[09/08/2012] News
Tanto quanto in Atene si può identificare la culla della democrazia, i riflessi di Roma la rendono protagonista per "l'invenzione" del diritto - lo Ius - così come ancora oggi siamo abituati a conoscerlo. La formalizzazione delle regole sociali ideata nell'antica Roma ha forgiato nei millenni una fetta consistente dell'anima europea (che ha volentieri esportato nel resto del globo, non di rado tramite violenti soprusi), e continua ancora a farlo. È una coincidenza carica di significato quella che vede proprio in Roma ed Atene tra i bersagli primari della crisi economica, che mina alle basi la nostra concezione di diritto e democrazia.
In onore ai nostri retaggi antico-romani, in Italia conosciamo così bene il diritto che nel resto del mondo siamo oggi noti - in parte per solo mito, in parte, purtroppo, per merito - come uno dei popoli più abili nell'infrangerne le regole: la dimensione elefantiaca della nostra economia sommersa (pari al 31,1% del Pil, secondo la più recente stima di Bankitalia) è tra noi a ricordarcelo. Nonostante questo, in termini di evoluzione giuridica, nella mutazione da sandalo romano a Stivale italico abbiamo molto camminato e consumato parecchie metaforiche suole da riconoscere alcuni degli errori più marchiani che sembrano sfuggire ad alcuni dei nostri nordici e virtuosi vicini nel fazzoletto di terra che è l'Unione Europea.
In merito all'ostinazione rigorista con cui avanzano i ribattezzati "falchi" della Germania (e relativa sfera di influenza), Barbara Spinelli già scrisse su La Repubblica che «cruciale è il culto del dogma, impacchettato con carta europeista in modo da imbarazzare i francesi. È quel che Walter Benjamin, in un frammento del 1921, chiama religione del capitalismo: quest'ultimo diventa "puro culto", che non redime ma colpevolizza soltanto. Non a caso, dice Benjamin, schuld ha in tedesco due significati: debito e colpa». Ancora una volta, l'articolazione linguistica è specchio naturale di quella culturale.
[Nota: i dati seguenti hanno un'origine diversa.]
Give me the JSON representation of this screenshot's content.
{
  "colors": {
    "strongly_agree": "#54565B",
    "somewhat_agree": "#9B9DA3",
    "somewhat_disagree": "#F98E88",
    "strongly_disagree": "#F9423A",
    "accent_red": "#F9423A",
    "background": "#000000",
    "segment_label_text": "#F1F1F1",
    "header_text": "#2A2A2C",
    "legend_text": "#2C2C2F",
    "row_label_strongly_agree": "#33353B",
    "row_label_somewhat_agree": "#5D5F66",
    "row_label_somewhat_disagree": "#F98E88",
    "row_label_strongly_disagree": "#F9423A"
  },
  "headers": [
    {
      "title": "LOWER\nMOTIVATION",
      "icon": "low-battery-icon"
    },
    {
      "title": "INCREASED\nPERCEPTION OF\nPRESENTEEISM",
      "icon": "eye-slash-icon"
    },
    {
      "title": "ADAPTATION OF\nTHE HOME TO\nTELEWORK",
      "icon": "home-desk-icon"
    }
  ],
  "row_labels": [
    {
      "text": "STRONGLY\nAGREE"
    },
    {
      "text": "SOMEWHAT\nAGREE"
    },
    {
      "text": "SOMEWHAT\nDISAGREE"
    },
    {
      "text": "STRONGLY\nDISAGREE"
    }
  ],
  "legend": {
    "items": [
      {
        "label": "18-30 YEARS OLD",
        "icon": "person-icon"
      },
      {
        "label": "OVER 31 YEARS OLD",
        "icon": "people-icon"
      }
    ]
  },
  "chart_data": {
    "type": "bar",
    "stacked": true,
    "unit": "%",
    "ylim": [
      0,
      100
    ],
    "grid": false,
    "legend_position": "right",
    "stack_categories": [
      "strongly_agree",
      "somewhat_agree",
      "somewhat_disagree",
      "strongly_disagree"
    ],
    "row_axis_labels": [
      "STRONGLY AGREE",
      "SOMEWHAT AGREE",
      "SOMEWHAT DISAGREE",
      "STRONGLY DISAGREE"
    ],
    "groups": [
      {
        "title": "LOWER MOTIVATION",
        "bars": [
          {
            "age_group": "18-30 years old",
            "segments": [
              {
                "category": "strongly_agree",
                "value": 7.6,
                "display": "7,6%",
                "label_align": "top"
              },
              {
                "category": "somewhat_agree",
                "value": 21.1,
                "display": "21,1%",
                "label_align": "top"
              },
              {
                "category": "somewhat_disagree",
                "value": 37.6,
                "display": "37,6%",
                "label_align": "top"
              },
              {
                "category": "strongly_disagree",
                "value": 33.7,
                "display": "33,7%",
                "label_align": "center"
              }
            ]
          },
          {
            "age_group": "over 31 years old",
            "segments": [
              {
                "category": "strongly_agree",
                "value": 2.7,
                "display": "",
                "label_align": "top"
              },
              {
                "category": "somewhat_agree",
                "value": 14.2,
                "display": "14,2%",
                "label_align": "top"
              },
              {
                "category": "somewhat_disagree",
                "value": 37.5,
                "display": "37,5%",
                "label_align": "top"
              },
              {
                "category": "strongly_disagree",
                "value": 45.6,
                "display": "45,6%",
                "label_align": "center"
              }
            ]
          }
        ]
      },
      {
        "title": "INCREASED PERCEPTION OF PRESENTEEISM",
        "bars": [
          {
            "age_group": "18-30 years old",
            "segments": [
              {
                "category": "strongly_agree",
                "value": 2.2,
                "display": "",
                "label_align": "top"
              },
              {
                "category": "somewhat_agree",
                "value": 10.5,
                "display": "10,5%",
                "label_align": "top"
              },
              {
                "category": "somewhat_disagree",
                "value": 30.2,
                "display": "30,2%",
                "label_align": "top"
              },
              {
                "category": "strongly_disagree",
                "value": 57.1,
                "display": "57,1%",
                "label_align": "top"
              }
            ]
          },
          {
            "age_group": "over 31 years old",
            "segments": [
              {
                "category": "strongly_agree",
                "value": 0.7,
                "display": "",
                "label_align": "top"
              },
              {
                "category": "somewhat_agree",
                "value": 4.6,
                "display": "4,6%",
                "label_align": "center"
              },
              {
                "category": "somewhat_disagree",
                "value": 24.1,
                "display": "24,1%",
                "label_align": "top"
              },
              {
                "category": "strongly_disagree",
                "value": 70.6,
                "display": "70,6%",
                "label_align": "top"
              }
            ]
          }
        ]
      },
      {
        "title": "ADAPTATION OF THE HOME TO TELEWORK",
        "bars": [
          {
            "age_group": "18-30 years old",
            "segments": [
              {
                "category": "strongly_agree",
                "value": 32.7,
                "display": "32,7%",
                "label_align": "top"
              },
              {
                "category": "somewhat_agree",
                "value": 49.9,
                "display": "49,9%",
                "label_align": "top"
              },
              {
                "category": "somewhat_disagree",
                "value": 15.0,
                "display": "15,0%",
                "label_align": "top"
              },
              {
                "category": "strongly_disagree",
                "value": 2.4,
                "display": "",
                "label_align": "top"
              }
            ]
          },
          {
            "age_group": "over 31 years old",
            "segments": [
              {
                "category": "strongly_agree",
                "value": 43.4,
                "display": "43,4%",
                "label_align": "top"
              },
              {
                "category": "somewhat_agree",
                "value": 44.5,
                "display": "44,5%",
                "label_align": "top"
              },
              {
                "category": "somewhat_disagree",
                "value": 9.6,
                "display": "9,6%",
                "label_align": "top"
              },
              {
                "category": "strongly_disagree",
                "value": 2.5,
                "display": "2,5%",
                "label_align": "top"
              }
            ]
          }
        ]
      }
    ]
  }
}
Sebbene la (vera e propria) schiavitù per debiti sia tristemente una pratica ancora ampiamente diffusa nel mondo, tramite le Leggi delle XII tavole - una delle prime declinazioni in forma scritta del diritto romano - nella Roma antica venne introdotto il nexum, quella forma di garanzia tra debitore e creditore rappresentata dalla vita del debitore stesso. Se il debito non fosse stato ripagato, il creditore aveva diritto ad incatenarlo e tramutarlo in schiavo. Particolare importante, circa tre secoli prima di Cristo a questa brutale pratica i romani avevano pressoché tolto fondamento giuridico. Questo non impedì certo il perpetuarsi della schiavitù nei secoli, ma per l'epoca fu già un importante passo avanti.
In un certo senso, dopo più di due millenni, nella civilissima Europa siamo ancora invischiati nello stesso problema. La cieca austerità e i dogmi della teologia neoliberista hanno sostituito le catene, mentre l'abito dell'avido creditore è passato di mano agli eterei mercati finanziari ed alla loro dittatura. «La verità è che la responsabilità del debito - scrivono Giorgio Ruffolo e Stefano Sylos Labini in una spalla de La Repubblica - deve essere ripartita in modo equivalente tra debitori e creditori poiché il debito non è stato imposto ai creditori; anzi, questi ultimi hanno spesso alimentato l'indebitamento per lucrare sui prestiti. Lo stesso John Maynard Keynes a Bretton Woods aveva proposto che ci fossero pari responsabilità tra debitori e creditori per contrastare gli squilibri finanziari con un impegno comune e con delle soluzioni solidali».
Ecco che «la riduzione degli squilibri non può essere affrontata oltre senza che ci sia un piano per lo sviluppo», un drastico ripensamento verso un modello economico che sta andando oltre ogni limite sostenibile, e proprio verso la sostenibilità deve essere reindirizzato. Una direzione che può essere impressa solo da una volontà democratica che riconquisti quegli spazi (ormai globali, fatti di persone con diritti da salvaguardare e flussi di materia ed energia da ridurre e dirigere) e tempi (che, dati gli attori, non possono che essere umanamente lenti) che ha perso nella sua corsa ad occhi chiusi verso la globalizzazione dei capitali, lasciando al palo quella dei diritti.